4 responses to “To be an Episcopalian is not to be respectable”

  1. Eamonn Avatar

    Superb take on this difficult story from Matthew, and the other stories of Jonathan Daniels and Robin Angus. Thank you.

  2. Philip Almond Avatar

    But Mark records Jesus as saying, ‘Permit first to be satisfied the children;for it is not good to take the bread of the children and to the dogs to throw[it]’. That word ‘first’ tells us that Jesus already knows that there will be a ‘second’, that his ministry will extend beyond the lost sheep of the house of Israel.

    These words of Jesus also suggest that ‘I was not sent except to the lost sheep of [the] house of Israel’ refers to this phase of his ministry.

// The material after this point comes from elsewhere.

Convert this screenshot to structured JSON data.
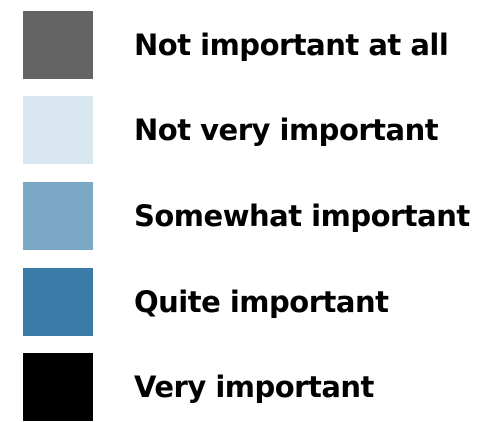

    Also, if the following incidents were earlier in time than the incident of the healing of the woman’s daughter, your

    ‘In that moment, she seems to know his mission to save the whole world considerably better than he did. And she changes him. He thinks again’.

    is disproved.

    Luke’s account (chapter 4) of the visit to Nazareth, because Jesus’ reference to Naaman and the widow of Sidon suggest that he was aware that his mission, like that of Elijah and Elisha, would extend beyond the covenant people.
    Matthew’s account (chapter 8) of the healing of the centurion’s servant, giving rise to Jesus’ ‘And I say unto you, That many shall come from the east and west, and shall sit down with Abraham, and Isaac, and Jacob, in the kingdom of heaven. But the children of the kingdom shall be cast out into outer darkness: there shall be weeping and gnashing of teeth’.
    Jesus’ explanation (Matthew 13) of the parable of the tares of the field: the one sowing the good seed is the Son of man; the field is the world (my emphasis); the good seed are the sons of the kingdom; the tares are the sons of the evil one.

    What are your reasons for being sure that these three events are later in time than the healing of the woman’s daughter?

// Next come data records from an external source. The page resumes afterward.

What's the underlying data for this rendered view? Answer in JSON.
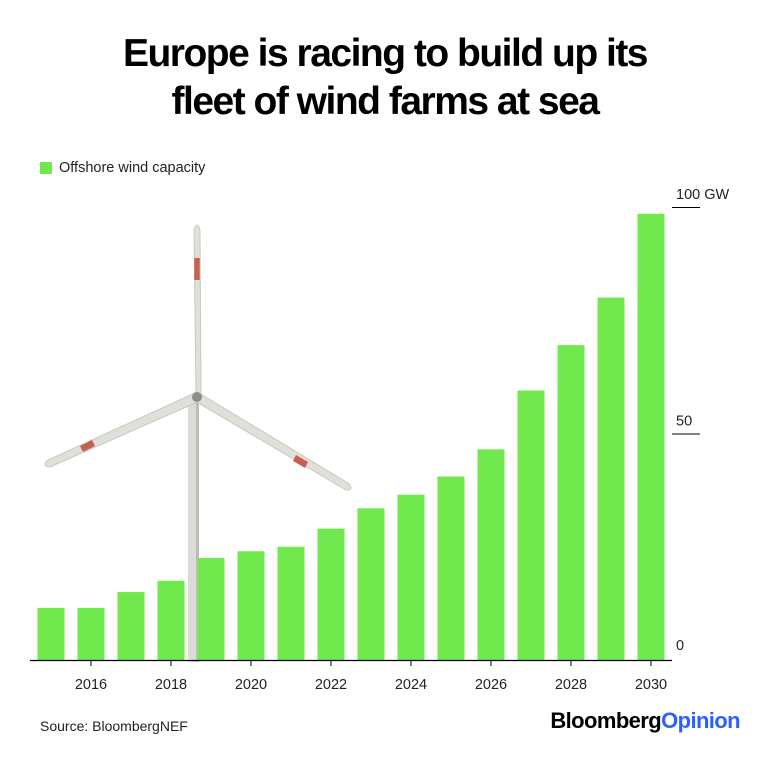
{
  "title_line1": "Europe is racing to build up its",
  "title_line2": "fleet of wind farms at sea",
  "legend_label": "Offshore wind capacity",
  "source": "Source: BloombergNEF",
  "brand_part1": "Bloomberg",
  "brand_part2": "Opinion",
  "colors": {
    "bar": "#72e84f",
    "axis": "#000000",
    "brand_accent": "#2b61ff"
  },
  "chart_data": {
    "type": "bar",
    "categories": [
      2015,
      2016,
      2017,
      2018,
      2019,
      2020,
      2021,
      2022,
      2023,
      2024,
      2025,
      2026,
      2027,
      2028,
      2029,
      2030
    ],
    "series": [
      {
        "name": "Offshore wind capacity",
        "values": [
          11.5,
          11.5,
          15,
          17.5,
          22.5,
          24,
          25,
          29,
          33.5,
          36.5,
          40.5,
          46.5,
          59.5,
          69.5,
          80,
          98.5
        ]
      }
    ],
    "ylim": [
      0,
      100
    ],
    "y_ticks": [
      0,
      50,
      100
    ],
    "y_tick_labels": [
      "0",
      "50",
      "100 GW"
    ],
    "x_tick_years": [
      2016,
      2018,
      2020,
      2022,
      2024,
      2026,
      2028,
      2030
    ],
    "x_tick_labels": [
      "2016",
      "2018",
      "2020",
      "2022",
      "2024",
      "2026",
      "2028",
      "2030"
    ],
    "legend_position": "top-left",
    "grid": false
  }
}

  3. Martin Reynolds Avatar
    Martin Reynolds

    We do not live for the poor, we do not live with the poor, we do not identify with the poor.
    We wear silk vestment adorn ourselves with elegant titles and eat at the best tables and are welcome in the highest corridors of power.

  4. Sarah Lawton Avatar
    Sarah Lawton

    Kelvin, thank you for your email today pointing back to this sermon. I appreciate your pointing to Jonathan Myrick Daniels, who was a friend of my parents. My mother always felt she had a part in his death, I think, because she was one of the organizers of the seminary group that responded to the Rev. Dr. King’s call for church leaders to go to Selma, and it was she who persuaded Jon to go. One of her last acts on this Earth was to help put his name on our Church’s calendar (first reading, General Convention 1991). But then, we are baptized into Christ and therefore each other, which is I think what you are saying in this sermon. That means we are implicated in the ills of this world but also share in Jon’s martyrdom. We live in the hope of resurrection but the way there is through the utter scandal of the cross. Jon in his latter months of life rejected theologies of complacency and also self-righteousness as he committed himself to a ministry of presence.

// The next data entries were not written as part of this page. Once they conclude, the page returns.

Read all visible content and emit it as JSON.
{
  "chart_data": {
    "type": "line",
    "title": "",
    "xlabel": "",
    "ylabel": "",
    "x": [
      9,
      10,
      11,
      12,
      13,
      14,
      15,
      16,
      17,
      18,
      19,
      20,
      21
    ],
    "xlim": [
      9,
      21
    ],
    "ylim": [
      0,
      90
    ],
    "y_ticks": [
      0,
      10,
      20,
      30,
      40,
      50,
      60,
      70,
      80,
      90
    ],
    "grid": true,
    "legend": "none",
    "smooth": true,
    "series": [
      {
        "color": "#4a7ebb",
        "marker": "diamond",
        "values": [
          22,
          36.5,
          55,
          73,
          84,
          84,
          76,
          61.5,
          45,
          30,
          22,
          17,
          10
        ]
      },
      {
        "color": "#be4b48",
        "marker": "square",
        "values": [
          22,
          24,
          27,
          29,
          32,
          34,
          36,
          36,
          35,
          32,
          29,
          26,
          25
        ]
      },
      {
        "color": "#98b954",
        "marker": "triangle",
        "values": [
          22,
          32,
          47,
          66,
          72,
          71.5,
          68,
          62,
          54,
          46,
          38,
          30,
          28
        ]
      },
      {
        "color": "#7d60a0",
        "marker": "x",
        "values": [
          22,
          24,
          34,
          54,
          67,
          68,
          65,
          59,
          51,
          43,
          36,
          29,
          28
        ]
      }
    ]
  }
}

    Martin Reynolds, there is no question our particular church tradition has some history with money and power. My own little congregation identifies strongly with the poor, the folks sleeping rough right outside our doors, and the immigrant families of our neighborhood. Our Sunday services can be a little chaotic as a consequence of the varieties of folks in various states of mind who come on a Sunday, but our spiritual life as a congregation is pretty good; it honestly feels like a gift to be there in the communion circle. We’re a longtime LGBT congregation, so I think it’s part of who we are to have economic diversity and also a rejection of traditional social masks. We’re also deeply rooted in prayer, which is how we got through worst of the AIDS years and all the funerals.